Alberta Provincial Cutaneous Tumour Team.

Cancer Care; 2012 Mar. 7 p. (Clinical practice guideline; no. CU-003


Major Recommendations

Most patients with in-situ or early-stage melanoma (Stage 0; Stage 1A/B; Stage II, 1 mm thick with ulceration or Clark level IV, V or >1 mm thick, any characteristic; and Stage III, sentinel node positive):

  • There is no recommendation for the use of adjuvant radiation therapy, as most of these patients will be cured by primary excision alone (National Comprehensive Cancer Network [NCCN], 2009).
  • Post-operative radiotherapy may be used after close or positive margins where further excision is not practical or possible, inoperative lentigo maligna, rapid or multiple recurrences or extensive perineural spread (as seen with Desmoplastic melanoma).

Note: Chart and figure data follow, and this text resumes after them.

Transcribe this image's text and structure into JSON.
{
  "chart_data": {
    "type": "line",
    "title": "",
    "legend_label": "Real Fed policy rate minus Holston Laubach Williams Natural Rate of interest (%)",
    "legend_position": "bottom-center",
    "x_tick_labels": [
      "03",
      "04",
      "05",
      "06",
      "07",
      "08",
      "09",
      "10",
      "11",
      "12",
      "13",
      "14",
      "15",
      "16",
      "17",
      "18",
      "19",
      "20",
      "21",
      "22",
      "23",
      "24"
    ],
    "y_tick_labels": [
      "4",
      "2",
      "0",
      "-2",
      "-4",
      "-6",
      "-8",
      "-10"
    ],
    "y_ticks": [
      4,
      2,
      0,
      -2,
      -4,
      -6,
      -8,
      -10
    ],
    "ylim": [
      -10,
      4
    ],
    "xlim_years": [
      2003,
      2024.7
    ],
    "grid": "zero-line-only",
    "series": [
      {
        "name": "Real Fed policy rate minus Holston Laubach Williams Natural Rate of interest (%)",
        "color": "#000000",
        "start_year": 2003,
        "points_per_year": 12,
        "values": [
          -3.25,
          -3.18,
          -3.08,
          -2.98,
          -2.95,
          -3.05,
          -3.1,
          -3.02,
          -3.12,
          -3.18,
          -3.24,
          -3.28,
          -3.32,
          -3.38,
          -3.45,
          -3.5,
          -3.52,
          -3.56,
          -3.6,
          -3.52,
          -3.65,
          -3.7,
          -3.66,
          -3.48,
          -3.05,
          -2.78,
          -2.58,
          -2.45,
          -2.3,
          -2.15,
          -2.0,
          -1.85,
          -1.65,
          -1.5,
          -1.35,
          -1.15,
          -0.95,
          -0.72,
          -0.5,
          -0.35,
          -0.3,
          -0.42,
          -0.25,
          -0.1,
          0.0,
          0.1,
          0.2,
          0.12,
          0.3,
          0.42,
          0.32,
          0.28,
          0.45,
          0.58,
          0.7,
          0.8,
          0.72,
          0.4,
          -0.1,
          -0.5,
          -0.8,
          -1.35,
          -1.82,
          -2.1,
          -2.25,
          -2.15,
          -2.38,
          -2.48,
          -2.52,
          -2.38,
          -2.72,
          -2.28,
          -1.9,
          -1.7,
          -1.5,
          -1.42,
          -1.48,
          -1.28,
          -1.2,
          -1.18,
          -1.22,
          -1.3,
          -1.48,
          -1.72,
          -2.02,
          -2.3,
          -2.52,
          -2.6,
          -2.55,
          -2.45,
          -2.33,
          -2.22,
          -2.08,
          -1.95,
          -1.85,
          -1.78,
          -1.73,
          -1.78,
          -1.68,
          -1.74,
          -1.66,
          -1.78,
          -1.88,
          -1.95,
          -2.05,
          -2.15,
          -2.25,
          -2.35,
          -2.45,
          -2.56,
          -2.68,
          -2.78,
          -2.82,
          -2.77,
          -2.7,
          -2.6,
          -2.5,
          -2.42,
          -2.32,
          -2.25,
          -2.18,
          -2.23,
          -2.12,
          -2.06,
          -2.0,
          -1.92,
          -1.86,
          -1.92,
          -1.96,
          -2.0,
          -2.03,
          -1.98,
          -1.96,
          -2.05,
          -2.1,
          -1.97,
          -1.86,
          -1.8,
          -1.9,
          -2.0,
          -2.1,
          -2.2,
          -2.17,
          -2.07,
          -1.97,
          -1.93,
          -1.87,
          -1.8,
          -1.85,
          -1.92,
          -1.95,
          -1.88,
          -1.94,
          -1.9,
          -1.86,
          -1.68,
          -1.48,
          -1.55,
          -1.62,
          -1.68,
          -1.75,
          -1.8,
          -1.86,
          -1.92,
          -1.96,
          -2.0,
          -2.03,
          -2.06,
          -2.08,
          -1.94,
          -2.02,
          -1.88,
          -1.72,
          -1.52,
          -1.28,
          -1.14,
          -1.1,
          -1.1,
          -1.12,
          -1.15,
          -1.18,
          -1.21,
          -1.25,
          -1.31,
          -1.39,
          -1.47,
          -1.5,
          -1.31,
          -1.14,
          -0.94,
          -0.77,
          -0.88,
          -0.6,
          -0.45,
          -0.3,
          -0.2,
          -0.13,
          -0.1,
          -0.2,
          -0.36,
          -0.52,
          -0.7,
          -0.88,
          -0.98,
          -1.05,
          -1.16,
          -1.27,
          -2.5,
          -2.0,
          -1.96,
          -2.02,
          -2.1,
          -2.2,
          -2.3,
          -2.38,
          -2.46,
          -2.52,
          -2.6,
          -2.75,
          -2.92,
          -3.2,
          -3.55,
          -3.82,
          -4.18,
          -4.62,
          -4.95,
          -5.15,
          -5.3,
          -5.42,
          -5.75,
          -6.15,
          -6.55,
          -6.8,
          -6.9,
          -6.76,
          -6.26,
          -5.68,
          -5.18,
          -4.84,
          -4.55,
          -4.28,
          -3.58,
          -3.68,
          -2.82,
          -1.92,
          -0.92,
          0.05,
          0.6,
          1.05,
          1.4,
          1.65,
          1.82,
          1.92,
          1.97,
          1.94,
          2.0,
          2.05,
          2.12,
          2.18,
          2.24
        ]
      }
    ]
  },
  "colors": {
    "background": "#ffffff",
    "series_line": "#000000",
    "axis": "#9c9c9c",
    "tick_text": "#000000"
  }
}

Patients with Stage IIIC or Stage IV disease should be referred for the consideration of adjuvant radiation therapy to improve local and regional control of their disease (NCCN, 2009)

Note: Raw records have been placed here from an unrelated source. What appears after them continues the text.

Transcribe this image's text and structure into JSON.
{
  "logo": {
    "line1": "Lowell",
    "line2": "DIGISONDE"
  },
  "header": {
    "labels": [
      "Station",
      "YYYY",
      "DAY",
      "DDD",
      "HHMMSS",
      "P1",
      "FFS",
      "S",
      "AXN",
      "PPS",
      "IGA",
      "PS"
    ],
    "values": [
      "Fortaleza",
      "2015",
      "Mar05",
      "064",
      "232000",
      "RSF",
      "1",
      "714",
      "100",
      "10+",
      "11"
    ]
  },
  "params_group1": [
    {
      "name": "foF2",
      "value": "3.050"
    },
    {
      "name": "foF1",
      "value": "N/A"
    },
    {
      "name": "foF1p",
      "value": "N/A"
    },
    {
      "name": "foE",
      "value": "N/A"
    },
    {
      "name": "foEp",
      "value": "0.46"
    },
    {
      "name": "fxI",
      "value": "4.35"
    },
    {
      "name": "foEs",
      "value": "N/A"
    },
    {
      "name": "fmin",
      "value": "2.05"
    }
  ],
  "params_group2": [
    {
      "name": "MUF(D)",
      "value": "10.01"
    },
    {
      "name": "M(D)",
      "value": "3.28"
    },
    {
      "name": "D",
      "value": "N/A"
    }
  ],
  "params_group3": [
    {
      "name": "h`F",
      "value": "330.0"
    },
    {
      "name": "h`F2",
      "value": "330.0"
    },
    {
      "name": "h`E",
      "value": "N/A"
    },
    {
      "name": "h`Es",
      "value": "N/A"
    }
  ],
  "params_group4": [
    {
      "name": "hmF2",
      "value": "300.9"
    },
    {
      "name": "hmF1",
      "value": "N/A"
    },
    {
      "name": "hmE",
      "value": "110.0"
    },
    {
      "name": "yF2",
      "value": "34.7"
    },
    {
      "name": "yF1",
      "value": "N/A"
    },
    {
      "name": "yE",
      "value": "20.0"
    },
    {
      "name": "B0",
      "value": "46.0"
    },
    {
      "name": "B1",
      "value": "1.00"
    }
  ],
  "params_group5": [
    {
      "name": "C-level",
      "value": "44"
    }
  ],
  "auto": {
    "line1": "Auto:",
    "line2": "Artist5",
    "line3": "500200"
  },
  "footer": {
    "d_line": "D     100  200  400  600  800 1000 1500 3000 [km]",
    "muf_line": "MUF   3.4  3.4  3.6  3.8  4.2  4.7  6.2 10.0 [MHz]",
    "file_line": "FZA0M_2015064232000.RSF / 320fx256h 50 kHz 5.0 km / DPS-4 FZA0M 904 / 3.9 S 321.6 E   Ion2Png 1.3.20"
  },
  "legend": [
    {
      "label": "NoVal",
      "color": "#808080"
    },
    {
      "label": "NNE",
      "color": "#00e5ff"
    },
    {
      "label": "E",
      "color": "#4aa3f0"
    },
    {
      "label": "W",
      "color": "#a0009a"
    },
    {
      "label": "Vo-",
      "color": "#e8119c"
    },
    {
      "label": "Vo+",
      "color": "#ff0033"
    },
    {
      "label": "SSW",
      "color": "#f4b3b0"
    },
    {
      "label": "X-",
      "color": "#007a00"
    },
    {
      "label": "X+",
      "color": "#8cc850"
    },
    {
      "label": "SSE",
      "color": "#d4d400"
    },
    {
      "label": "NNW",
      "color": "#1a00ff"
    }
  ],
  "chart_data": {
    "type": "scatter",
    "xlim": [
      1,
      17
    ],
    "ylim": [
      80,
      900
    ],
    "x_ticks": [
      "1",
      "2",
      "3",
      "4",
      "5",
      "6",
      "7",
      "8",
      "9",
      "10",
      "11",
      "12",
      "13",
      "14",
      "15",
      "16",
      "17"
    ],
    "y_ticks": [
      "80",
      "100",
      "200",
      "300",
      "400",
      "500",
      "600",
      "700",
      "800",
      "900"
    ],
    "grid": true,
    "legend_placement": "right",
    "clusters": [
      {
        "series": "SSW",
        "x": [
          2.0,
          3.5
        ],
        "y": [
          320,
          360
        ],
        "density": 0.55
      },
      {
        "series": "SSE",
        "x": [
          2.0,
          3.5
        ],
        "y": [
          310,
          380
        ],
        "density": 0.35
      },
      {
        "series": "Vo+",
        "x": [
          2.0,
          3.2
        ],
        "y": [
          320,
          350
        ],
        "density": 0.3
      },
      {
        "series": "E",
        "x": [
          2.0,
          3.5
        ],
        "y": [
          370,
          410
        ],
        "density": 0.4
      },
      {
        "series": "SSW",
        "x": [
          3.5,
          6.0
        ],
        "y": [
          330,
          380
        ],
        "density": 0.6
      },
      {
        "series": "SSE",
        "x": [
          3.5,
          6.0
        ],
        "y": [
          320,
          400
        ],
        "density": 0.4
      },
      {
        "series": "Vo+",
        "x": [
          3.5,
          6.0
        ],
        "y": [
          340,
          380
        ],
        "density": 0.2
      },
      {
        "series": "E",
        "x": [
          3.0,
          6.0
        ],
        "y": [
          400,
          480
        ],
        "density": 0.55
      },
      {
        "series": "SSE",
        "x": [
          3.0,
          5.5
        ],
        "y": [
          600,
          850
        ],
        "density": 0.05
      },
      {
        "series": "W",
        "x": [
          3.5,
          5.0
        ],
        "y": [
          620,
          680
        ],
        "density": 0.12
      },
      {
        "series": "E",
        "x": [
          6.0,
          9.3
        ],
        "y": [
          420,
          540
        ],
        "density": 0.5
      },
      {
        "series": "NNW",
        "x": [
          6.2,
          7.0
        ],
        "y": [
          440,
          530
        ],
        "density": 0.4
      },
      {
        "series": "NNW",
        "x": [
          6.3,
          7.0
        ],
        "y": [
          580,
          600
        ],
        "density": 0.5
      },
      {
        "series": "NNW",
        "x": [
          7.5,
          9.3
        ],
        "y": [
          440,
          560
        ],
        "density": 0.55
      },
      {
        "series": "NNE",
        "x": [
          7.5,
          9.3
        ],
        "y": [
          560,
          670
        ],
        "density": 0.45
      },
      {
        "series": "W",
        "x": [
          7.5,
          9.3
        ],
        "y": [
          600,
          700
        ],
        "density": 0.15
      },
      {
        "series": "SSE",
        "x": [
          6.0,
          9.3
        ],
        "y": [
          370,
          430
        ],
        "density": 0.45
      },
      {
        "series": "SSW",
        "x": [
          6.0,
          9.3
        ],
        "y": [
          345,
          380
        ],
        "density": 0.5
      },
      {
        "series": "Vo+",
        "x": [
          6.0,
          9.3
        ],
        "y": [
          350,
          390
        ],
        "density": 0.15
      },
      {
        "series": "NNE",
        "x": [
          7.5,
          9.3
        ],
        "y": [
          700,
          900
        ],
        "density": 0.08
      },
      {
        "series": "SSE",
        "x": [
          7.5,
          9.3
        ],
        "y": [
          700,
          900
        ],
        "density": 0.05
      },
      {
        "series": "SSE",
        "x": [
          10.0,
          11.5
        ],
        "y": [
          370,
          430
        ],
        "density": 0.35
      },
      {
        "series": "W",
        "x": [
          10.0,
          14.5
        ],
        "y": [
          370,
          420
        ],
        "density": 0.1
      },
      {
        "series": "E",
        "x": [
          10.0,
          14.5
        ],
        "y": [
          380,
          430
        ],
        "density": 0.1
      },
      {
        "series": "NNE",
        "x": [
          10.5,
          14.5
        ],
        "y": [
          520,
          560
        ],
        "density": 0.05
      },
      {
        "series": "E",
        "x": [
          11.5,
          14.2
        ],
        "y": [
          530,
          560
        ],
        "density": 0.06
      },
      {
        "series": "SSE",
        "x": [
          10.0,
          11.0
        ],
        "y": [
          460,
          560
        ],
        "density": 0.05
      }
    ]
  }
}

  • Stage IIIC with multiple nodes involved or extranodal extension: consider radiation therapy to nodal basin.
  • Stage III in transit: consider radiation therapy.
  • Stage IV metastatic: if disseminated (unresectable) with brain metastases, consider radiation for symptomatic patients.

Consider the following for patients with recurrence (NCCN, 2009):

  • Recurrence (true local scar): base treatment on stage of recurrence.
  • Recurrence (local, satellitosis, and/or in-transit): consider radiation therapy.
  • Recurrence (nodal): consider adjuvant radiation therapy.
  • Recurrence (distant): if disseminated (unresectable) with brain metastases, consider radiation for symptomatic patients.

If interferon is to be part of the treatment regimen:

  • Radiation should not be given concurrently.
  • Interferon may act as a radiosensitizer, and patients receiving both may experience increased toxicities.
  • Radiation therapy may be delayed until completion of the induction phase of interferon administration.